Baseball Scorekeeper

I switched scorebooks this summer in the interest of checking out some alternatives. I started scoring with the free cards the Cotuit Kettleers used to hand out as recently as 2009, but have since migrated to spiral-bound books of scoring blanks.

The standby for me for the past three seasons  has been C.S. Peterson’s Scoremaster. I would order one or two every spring from Amazon for $7 (though the vendor claims a massive discount from a list price of $30 which is absurd because I don’t remember paying close to that).

Here’s a scoresheet from Peterson:

 

Apologies in advance as the scan doesn’t do much justice to the detail on the form, but there it is. Pretty dense, kind of cramped, but it did the job for the most part and didn’t have any obvious irritations.

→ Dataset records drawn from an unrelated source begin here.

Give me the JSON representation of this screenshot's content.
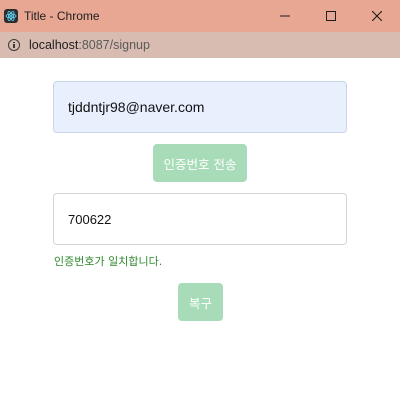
{
  "window": {
    "title": "Title - Chrome",
    "app_icon": "react-atom-icon",
    "controls": [
      "minimize-icon",
      "maximize-icon",
      "close-icon"
    ]
  },
  "address_bar": {
    "icon": "info-icon",
    "url_host": "localhost",
    "url_rest": ":8087/signup"
  },
  "form": {
    "email_value": "tjddntjr98@naver.com",
    "send_code_label": "인증번호 전송",
    "code_value": "700622",
    "match_message": "인증번호가 일치합니다.",
    "recover_label": "복구"
  },
  "colors": {
    "titlebar": "#e8a792",
    "addressbar": "#d9bcb1",
    "button_bg": "#a8dcb8",
    "autofill_bg": "#e8f0fe",
    "success_text": "#2e8b2e"
  }
}
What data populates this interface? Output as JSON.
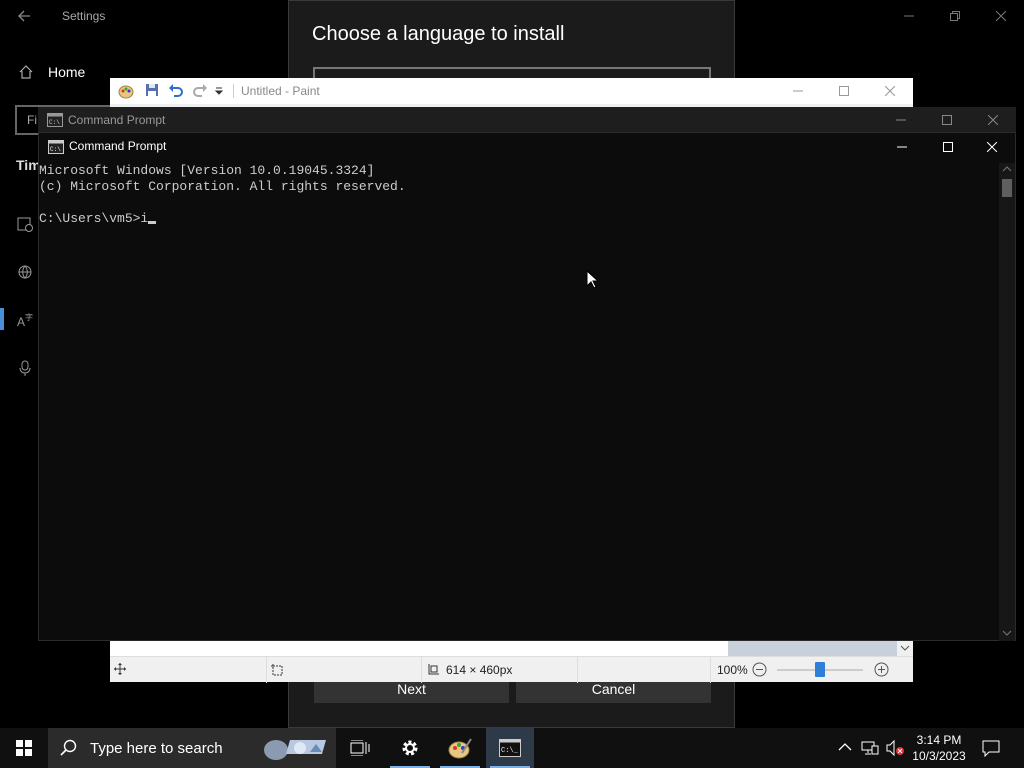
{
  "settings": {
    "title": "Settings",
    "home_label": "Home",
    "find_placeholder": "Fi",
    "section_partial": "Tim"
  },
  "language_dialog": {
    "heading": "Choose a language to install",
    "next_label": "Next",
    "cancel_label": "Cancel"
  },
  "paint": {
    "title": "Untitled - Paint",
    "canvas_size": "614 × 460px",
    "zoom": "100%"
  },
  "cmd_back": {
    "title": "Command Prompt"
  },
  "cmd": {
    "title": "Command Prompt",
    "lines": [
      "Microsoft Windows [Version 10.0.19045.3324]",
      "(c) Microsoft Corporation. All rights reserved.",
      "",
      "C:\\Users\\vm5>i"
    ]
  },
  "taskbar": {
    "search_placeholder": "Type here to search",
    "time": "3:14 PM",
    "date": "10/3/2023"
  },
  "colors": {
    "accent": "#4a8fd8",
    "console_bg": "#0c0c0c",
    "console_text": "#cccccc"
  }
}
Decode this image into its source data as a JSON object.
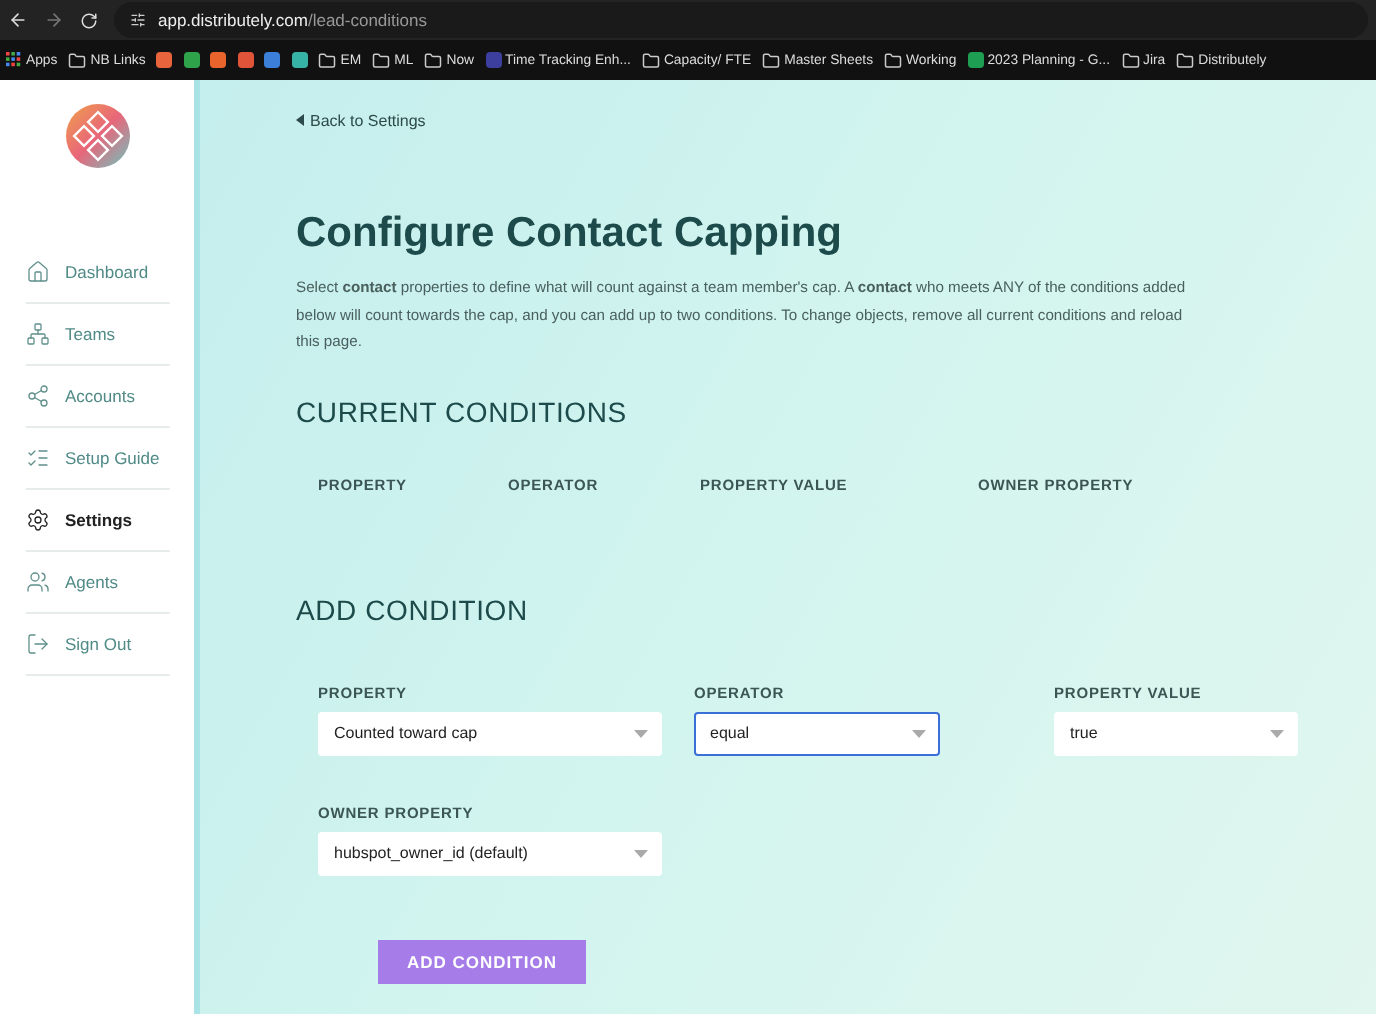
{
  "browser": {
    "url_host": "app.distributely.com",
    "url_path": "/lead-conditions",
    "bookmarks": [
      {
        "kind": "apps",
        "label": "Apps"
      },
      {
        "kind": "folder",
        "label": "NB Links"
      },
      {
        "kind": "site",
        "color": "#e8643c"
      },
      {
        "kind": "site",
        "color": "#2fa34a"
      },
      {
        "kind": "site",
        "color": "#e8642c"
      },
      {
        "kind": "site",
        "color": "#e0553a"
      },
      {
        "kind": "site",
        "color": "#3b7fd9"
      },
      {
        "kind": "site",
        "color": "#37b3a5"
      },
      {
        "kind": "folder",
        "label": "EM"
      },
      {
        "kind": "folder",
        "label": "ML"
      },
      {
        "kind": "folder",
        "label": "Now"
      },
      {
        "kind": "site",
        "color": "#3d3f9e",
        "label": "Time Tracking Enh..."
      },
      {
        "kind": "folder",
        "label": "Capacity/ FTE"
      },
      {
        "kind": "folder",
        "label": "Master Sheets"
      },
      {
        "kind": "folder",
        "label": "Working"
      },
      {
        "kind": "site",
        "color": "#1e9e52",
        "label": "2023 Planning - G..."
      },
      {
        "kind": "folder",
        "label": "Jira"
      },
      {
        "kind": "folder",
        "label": "Distributely"
      }
    ]
  },
  "sidebar": {
    "items": [
      {
        "label": "Dashboard",
        "selected": false
      },
      {
        "label": "Teams",
        "selected": false
      },
      {
        "label": "Accounts",
        "selected": false
      },
      {
        "label": "Setup Guide",
        "selected": false
      },
      {
        "label": "Settings",
        "selected": true
      },
      {
        "label": "Agents",
        "selected": false
      },
      {
        "label": "Sign Out",
        "selected": false
      }
    ]
  },
  "back_link": "Back to Settings",
  "title": "Configure Contact Capping",
  "description": "Select **contact** properties to define what will count against a team member's cap. A **contact** who meets ANY of the conditions added below will count towards the cap, and you can add up to two conditions. To change objects, remove all current conditions and reload this page.",
  "current_conditions": {
    "heading": "CURRENT CONDITIONS",
    "columns": [
      "PROPERTY",
      "OPERATOR",
      "PROPERTY VALUE",
      "OWNER PROPERTY"
    ]
  },
  "add_condition": {
    "heading": "ADD CONDITION",
    "fields": [
      {
        "label": "PROPERTY",
        "value": "Counted toward cap",
        "focused": false
      },
      {
        "label": "OPERATOR",
        "value": "equal",
        "focused": true
      },
      {
        "label": "PROPERTY VALUE",
        "value": "true",
        "focused": false
      },
      {
        "label": "OWNER PROPERTY",
        "value": "hubspot_owner_id (default)",
        "focused": false
      }
    ],
    "button": "ADD CONDITION"
  }
}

Peterson’s is a good book. I’m familiar with it, it has a pitch count tracker which one can see on the far right. It is soft covered so it isn’t very rigid in the lap and it has no pockets to stash ticket stubs, 50-50 raffle tickers, or other detritrus picked up at the ball park.

This summer I tried something new, a very trendy super scorebook complete with an introduction, a set of how-to-score instructions, a fold-out cheat sheet with common symbols and abbreviations, and yes, a memento pocket inside of the back cover.  This version is called the Baseball Scorekeeper and is priced at $13.56 onb Amazon, twice the Peterson price. It even has co-authors, Stuart Miller and Zack Hemple.

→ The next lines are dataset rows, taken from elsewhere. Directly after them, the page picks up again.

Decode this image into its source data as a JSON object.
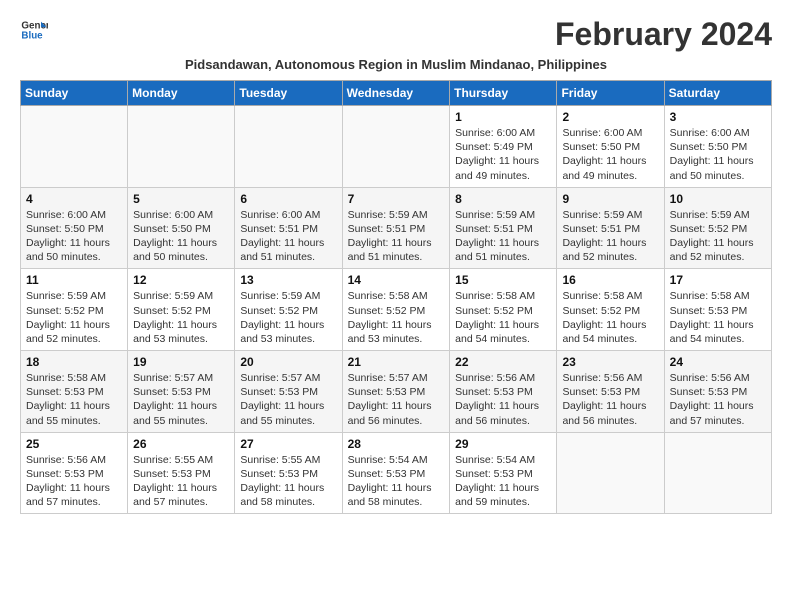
{
  "logo": {
    "line1": "General",
    "line2": "Blue"
  },
  "title": "February 2024",
  "subtitle": "Pidsandawan, Autonomous Region in Muslim Mindanao, Philippines",
  "days_of_week": [
    "Sunday",
    "Monday",
    "Tuesday",
    "Wednesday",
    "Thursday",
    "Friday",
    "Saturday"
  ],
  "weeks": [
    [
      {
        "day": "",
        "info": ""
      },
      {
        "day": "",
        "info": ""
      },
      {
        "day": "",
        "info": ""
      },
      {
        "day": "",
        "info": ""
      },
      {
        "day": "1",
        "info": "Sunrise: 6:00 AM\nSunset: 5:49 PM\nDaylight: 11 hours\nand 49 minutes."
      },
      {
        "day": "2",
        "info": "Sunrise: 6:00 AM\nSunset: 5:50 PM\nDaylight: 11 hours\nand 49 minutes."
      },
      {
        "day": "3",
        "info": "Sunrise: 6:00 AM\nSunset: 5:50 PM\nDaylight: 11 hours\nand 50 minutes."
      }
    ],
    [
      {
        "day": "4",
        "info": "Sunrise: 6:00 AM\nSunset: 5:50 PM\nDaylight: 11 hours\nand 50 minutes."
      },
      {
        "day": "5",
        "info": "Sunrise: 6:00 AM\nSunset: 5:50 PM\nDaylight: 11 hours\nand 50 minutes."
      },
      {
        "day": "6",
        "info": "Sunrise: 6:00 AM\nSunset: 5:51 PM\nDaylight: 11 hours\nand 51 minutes."
      },
      {
        "day": "7",
        "info": "Sunrise: 5:59 AM\nSunset: 5:51 PM\nDaylight: 11 hours\nand 51 minutes."
      },
      {
        "day": "8",
        "info": "Sunrise: 5:59 AM\nSunset: 5:51 PM\nDaylight: 11 hours\nand 51 minutes."
      },
      {
        "day": "9",
        "info": "Sunrise: 5:59 AM\nSunset: 5:51 PM\nDaylight: 11 hours\nand 52 minutes."
      },
      {
        "day": "10",
        "info": "Sunrise: 5:59 AM\nSunset: 5:52 PM\nDaylight: 11 hours\nand 52 minutes."
      }
    ],
    [
      {
        "day": "11",
        "info": "Sunrise: 5:59 AM\nSunset: 5:52 PM\nDaylight: 11 hours\nand 52 minutes."
      },
      {
        "day": "12",
        "info": "Sunrise: 5:59 AM\nSunset: 5:52 PM\nDaylight: 11 hours\nand 53 minutes."
      },
      {
        "day": "13",
        "info": "Sunrise: 5:59 AM\nSunset: 5:52 PM\nDaylight: 11 hours\nand 53 minutes."
      },
      {
        "day": "14",
        "info": "Sunrise: 5:58 AM\nSunset: 5:52 PM\nDaylight: 11 hours\nand 53 minutes."
      },
      {
        "day": "15",
        "info": "Sunrise: 5:58 AM\nSunset: 5:52 PM\nDaylight: 11 hours\nand 54 minutes."
      },
      {
        "day": "16",
        "info": "Sunrise: 5:58 AM\nSunset: 5:52 PM\nDaylight: 11 hours\nand 54 minutes."
      },
      {
        "day": "17",
        "info": "Sunrise: 5:58 AM\nSunset: 5:53 PM\nDaylight: 11 hours\nand 54 minutes."
      }
    ],
    [
      {
        "day": "18",
        "info": "Sunrise: 5:58 AM\nSunset: 5:53 PM\nDaylight: 11 hours\nand 55 minutes."
      },
      {
        "day": "19",
        "info": "Sunrise: 5:57 AM\nSunset: 5:53 PM\nDaylight: 11 hours\nand 55 minutes."
      },
      {
        "day": "20",
        "info": "Sunrise: 5:57 AM\nSunset: 5:53 PM\nDaylight: 11 hours\nand 55 minutes."
      },
      {
        "day": "21",
        "info": "Sunrise: 5:57 AM\nSunset: 5:53 PM\nDaylight: 11 hours\nand 56 minutes."
      },
      {
        "day": "22",
        "info": "Sunrise: 5:56 AM\nSunset: 5:53 PM\nDaylight: 11 hours\nand 56 minutes."
      },
      {
        "day": "23",
        "info": "Sunrise: 5:56 AM\nSunset: 5:53 PM\nDaylight: 11 hours\nand 56 minutes."
      },
      {
        "day": "24",
        "info": "Sunrise: 5:56 AM\nSunset: 5:53 PM\nDaylight: 11 hours\nand 57 minutes."
      }
    ],
    [
      {
        "day": "25",
        "info": "Sunrise: 5:56 AM\nSunset: 5:53 PM\nDaylight: 11 hours\nand 57 minutes."
      },
      {
        "day": "26",
        "info": "Sunrise: 5:55 AM\nSunset: 5:53 PM\nDaylight: 11 hours\nand 57 minutes."
      },
      {
        "day": "27",
        "info": "Sunrise: 5:55 AM\nSunset: 5:53 PM\nDaylight: 11 hours\nand 58 minutes."
      },
      {
        "day": "28",
        "info": "Sunrise: 5:54 AM\nSunset: 5:53 PM\nDaylight: 11 hours\nand 58 minutes."
      },
      {
        "day": "29",
        "info": "Sunrise: 5:54 AM\nSunset: 5:53 PM\nDaylight: 11 hours\nand 59 minutes."
      },
      {
        "day": "",
        "info": ""
      },
      {
        "day": "",
        "info": ""
      }
    ]
  ]
}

I liked it. It was a little basic but it also got the job done, it just didn’t get to the level of obsessive detail that Peterson’s does. The lack of a pitch count tracker was an issue, and the player hit column just noted hits, not doubles, triples, etc.

 

I’d recommend the Scorekeeper to a beginner, wish Peterson’s came in a hardcover version and while I’m giving advice, would tell the Scorekeeper guys to consider an elastic band of some sort — like Moleskin notebooks have — to help hold the thing together when it is folded open and both sides are in use.

Next season I’ll try something else.

And to hell with scorekeeping apps. Yes yes yes I’ve heard of Gamechanger, and have tried the iScore app. Only douchebags take tablets to ballgames unless they’re getting paid to bring one there. Give me paper and pencil and a bag of peanuts in the shell.